Thursday, January 30, 2014

Pakistan:The Taliban and politicians are afraid of Malala’s book, they are afraid of her values

By ALISON ROBERTS
On the day that Malala was shot, her father Ziauddin Yousafzai was at the Swat Press Club for a meeting, and had just taken the stage to make a speech when his phone rang. Malala’s bus had been attacked. “I had a sixth sense as soon as it rang that it was something bad and it was something to do with Malala,” he says now. Later that day he took a call from the father of Arfa Karim, a female Pakistani computer prodigy whom Bill Gates invited to Microsoft and who died in 2011 from a heart attack at the age of 17. “Her father called out of sympathy and solidarity, and I remember asking him to tell me how does one live without a daughter? And after that I cried and cried. I couldn’t speak any more.”
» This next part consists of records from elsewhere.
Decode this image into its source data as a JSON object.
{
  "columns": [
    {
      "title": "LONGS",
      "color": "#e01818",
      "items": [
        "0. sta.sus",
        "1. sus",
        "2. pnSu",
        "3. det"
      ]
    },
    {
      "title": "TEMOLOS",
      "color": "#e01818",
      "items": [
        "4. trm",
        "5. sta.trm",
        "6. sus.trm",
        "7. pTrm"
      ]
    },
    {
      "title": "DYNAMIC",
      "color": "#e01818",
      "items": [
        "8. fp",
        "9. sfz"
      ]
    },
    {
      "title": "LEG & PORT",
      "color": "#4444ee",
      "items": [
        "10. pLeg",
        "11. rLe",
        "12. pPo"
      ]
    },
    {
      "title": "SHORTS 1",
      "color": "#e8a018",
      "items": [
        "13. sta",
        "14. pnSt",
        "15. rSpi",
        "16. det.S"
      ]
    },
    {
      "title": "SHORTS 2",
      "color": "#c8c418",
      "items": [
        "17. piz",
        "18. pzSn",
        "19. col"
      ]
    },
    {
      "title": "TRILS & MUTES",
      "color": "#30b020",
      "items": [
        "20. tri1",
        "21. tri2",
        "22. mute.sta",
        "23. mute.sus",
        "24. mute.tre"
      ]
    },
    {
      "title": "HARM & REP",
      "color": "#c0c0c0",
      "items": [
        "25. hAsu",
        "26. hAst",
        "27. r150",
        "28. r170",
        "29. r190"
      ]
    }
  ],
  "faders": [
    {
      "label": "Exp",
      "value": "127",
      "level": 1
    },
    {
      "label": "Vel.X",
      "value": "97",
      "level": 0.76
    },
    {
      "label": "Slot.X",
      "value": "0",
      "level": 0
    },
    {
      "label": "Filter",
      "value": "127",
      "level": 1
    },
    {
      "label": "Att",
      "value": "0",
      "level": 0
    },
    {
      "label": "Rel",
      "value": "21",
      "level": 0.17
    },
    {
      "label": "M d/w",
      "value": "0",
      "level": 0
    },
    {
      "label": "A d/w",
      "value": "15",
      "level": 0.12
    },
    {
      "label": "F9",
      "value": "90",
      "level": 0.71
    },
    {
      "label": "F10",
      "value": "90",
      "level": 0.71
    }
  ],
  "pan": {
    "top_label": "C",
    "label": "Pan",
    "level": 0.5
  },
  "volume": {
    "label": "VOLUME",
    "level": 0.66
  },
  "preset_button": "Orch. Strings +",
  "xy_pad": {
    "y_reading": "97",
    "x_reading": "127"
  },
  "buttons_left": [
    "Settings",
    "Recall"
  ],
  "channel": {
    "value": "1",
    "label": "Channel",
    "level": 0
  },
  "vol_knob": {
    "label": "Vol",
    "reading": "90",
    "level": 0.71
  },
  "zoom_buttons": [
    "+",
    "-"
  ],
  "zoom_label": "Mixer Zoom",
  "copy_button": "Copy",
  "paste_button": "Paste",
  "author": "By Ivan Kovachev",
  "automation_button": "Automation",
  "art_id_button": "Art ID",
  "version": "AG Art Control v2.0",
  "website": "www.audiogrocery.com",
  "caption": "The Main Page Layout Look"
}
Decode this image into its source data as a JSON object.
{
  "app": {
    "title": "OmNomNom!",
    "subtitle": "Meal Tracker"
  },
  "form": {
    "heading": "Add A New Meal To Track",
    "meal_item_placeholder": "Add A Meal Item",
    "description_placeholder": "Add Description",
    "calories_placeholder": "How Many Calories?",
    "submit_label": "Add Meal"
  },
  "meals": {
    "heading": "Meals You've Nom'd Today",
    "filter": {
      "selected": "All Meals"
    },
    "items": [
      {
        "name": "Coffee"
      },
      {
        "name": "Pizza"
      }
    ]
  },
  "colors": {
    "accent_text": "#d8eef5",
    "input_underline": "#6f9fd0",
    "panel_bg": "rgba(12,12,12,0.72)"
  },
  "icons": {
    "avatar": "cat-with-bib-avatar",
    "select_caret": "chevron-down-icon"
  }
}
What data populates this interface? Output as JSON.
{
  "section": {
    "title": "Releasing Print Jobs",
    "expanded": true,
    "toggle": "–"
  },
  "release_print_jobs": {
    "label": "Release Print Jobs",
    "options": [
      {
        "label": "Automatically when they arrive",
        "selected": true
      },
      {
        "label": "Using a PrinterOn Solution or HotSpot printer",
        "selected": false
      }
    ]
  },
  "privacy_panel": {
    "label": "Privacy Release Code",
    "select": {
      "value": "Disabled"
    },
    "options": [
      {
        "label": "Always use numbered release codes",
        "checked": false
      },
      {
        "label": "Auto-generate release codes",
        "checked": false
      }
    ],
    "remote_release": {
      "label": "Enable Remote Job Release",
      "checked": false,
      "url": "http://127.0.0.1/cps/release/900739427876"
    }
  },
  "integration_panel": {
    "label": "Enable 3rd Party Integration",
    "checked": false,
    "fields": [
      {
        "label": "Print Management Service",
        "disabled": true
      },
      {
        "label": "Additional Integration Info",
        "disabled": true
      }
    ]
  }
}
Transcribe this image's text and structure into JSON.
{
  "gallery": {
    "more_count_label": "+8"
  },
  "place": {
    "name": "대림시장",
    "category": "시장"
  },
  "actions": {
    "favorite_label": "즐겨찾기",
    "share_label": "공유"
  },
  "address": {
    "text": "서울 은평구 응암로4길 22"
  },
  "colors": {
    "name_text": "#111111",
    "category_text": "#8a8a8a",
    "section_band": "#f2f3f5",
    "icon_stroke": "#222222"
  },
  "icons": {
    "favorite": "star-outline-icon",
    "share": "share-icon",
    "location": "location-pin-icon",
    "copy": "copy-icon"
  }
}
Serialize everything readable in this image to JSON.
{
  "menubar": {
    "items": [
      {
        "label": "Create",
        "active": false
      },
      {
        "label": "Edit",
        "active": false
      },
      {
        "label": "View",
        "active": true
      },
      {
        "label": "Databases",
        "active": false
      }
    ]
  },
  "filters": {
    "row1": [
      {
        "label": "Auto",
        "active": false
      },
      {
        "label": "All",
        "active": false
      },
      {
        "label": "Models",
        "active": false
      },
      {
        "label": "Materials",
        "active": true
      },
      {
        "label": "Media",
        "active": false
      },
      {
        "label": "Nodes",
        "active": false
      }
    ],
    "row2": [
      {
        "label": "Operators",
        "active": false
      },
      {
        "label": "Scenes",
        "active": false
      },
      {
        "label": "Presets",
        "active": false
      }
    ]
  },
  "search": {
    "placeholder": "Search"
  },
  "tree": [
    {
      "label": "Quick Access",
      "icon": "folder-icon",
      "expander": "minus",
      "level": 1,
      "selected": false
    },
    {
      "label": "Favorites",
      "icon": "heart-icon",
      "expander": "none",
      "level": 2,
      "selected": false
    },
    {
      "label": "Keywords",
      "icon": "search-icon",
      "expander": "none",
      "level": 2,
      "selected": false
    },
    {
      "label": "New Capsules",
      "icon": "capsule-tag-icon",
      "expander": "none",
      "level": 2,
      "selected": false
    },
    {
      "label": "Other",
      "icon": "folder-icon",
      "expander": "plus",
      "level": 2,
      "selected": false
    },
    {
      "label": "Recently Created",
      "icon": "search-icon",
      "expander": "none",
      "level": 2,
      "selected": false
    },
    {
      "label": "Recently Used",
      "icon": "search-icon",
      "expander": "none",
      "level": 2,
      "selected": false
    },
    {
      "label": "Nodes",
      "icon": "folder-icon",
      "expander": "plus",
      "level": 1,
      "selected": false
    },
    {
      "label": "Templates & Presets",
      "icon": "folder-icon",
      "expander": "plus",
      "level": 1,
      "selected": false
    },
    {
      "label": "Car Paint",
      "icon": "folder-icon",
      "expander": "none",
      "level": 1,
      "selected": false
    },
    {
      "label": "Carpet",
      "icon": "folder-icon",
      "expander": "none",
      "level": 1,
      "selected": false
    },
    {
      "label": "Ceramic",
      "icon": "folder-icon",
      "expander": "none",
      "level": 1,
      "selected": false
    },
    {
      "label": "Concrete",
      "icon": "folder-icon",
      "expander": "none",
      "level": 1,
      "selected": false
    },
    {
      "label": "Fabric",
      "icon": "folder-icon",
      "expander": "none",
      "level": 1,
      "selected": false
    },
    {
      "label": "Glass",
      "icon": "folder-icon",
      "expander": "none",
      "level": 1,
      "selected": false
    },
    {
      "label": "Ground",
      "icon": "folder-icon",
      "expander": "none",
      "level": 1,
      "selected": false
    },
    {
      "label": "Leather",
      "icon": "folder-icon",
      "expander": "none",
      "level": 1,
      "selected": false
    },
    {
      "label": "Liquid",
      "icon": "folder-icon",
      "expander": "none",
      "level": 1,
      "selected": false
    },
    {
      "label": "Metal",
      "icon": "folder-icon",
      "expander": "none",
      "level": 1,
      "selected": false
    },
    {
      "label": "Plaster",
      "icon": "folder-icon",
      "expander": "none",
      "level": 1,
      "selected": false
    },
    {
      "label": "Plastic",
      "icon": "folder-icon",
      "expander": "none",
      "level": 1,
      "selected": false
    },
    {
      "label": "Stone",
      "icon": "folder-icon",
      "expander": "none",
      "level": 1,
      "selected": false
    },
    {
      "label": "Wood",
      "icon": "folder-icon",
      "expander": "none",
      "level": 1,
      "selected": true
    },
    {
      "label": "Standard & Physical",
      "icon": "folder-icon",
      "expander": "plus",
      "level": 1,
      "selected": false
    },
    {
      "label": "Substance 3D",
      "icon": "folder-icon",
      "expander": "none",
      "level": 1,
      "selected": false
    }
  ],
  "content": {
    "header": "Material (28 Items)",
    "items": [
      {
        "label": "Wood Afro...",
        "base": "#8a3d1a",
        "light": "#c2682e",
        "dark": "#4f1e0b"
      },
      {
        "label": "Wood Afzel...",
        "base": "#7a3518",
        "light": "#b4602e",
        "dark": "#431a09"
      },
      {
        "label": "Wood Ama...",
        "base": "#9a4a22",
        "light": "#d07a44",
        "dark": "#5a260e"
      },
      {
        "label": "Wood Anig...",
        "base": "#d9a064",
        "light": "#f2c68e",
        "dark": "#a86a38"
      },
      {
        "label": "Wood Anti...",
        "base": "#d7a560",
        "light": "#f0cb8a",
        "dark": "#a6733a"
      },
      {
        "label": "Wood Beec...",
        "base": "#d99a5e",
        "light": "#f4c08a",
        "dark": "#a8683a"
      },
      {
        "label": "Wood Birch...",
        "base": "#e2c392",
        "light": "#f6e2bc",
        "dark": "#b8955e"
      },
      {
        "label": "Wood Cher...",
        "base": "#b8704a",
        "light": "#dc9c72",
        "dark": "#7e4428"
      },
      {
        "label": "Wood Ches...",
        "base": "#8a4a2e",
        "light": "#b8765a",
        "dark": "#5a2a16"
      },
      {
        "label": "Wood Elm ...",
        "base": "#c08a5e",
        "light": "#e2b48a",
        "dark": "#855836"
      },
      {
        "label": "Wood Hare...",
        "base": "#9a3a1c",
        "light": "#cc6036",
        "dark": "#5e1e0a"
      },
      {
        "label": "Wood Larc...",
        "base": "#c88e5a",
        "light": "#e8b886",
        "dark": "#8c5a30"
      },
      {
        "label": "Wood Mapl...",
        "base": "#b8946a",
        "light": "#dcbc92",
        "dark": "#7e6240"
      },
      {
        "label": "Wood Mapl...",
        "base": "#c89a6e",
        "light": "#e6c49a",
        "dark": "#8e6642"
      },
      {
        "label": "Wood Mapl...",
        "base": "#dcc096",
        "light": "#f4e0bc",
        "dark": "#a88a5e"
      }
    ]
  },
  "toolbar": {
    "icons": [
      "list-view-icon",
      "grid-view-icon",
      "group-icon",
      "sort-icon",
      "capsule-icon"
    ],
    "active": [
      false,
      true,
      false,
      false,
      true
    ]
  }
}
Malala’s recovery has been good. Although she will never be the same physically — she has a titanium plate fixed with eight screws to the top of her head — in spirit she seems very like the girl she was. Yousafzai flicks through the photographs of his daughter in her book: “Yes, she had changed, but we all change with the passage of time.”
Some things don’t change though. Three days ago the planned launch of Malala’s best-selling memoir in her home province of Khyber Pakhtunkhwa (KP) in Pakistan was abruptly cancelled. Organisers of the event at Peshawar University claimed they’d come under intense pressure from senior local government officials, who themselves were likely influenced by the Taliban’s vehement opposition to the book. It was a masked member of the Taliban, of course, who in October 2012 shot 15-year-old Malala at point blank range for campaigning for girls education in a country where female literacy is still less than 50 per cent.
In the time I spend with Yousafzai, he speaks fervently but for the most part calmly; a slim, neat man, he is only 45, but seems older, perhaps because he has witnessed the kind of atrocities that we can only imagine in nightmares.
But on the subject of the scrapped launch for I Am Malala, Yousafzai is suddenly full of bright anger.
KP province is controlled by a coalition consisting of hard-line Islamist party Jamaat-e-Islami and the Pakistan Tehreek-e-Insaf (PTI) led by former cricketer Imran Khan, who on Monday night tweeted: “I am at a loss 2 understand why Malala’s book launch stopped in Peshawar. PTI believes in freedom of speech/debate, not censorship of ideas.”
Yousafzai doesn’t believe it. “It is the failure of the politicians!” he cries. “It’s the PTI that stopped the launch. What is the reason for this? The reason is that this book is challenging norms and traditions that go against human rights. The powers of regression, the powers of darkness and oppression, they are afraid of [Malala]. They are afraid of this book. They are afraid of her values. Because they want theirs to remain, and theirs are ignorance, illiteracy and ideology.” In KP province, extremists have threatened to attack bookshops that stock I Am Malala.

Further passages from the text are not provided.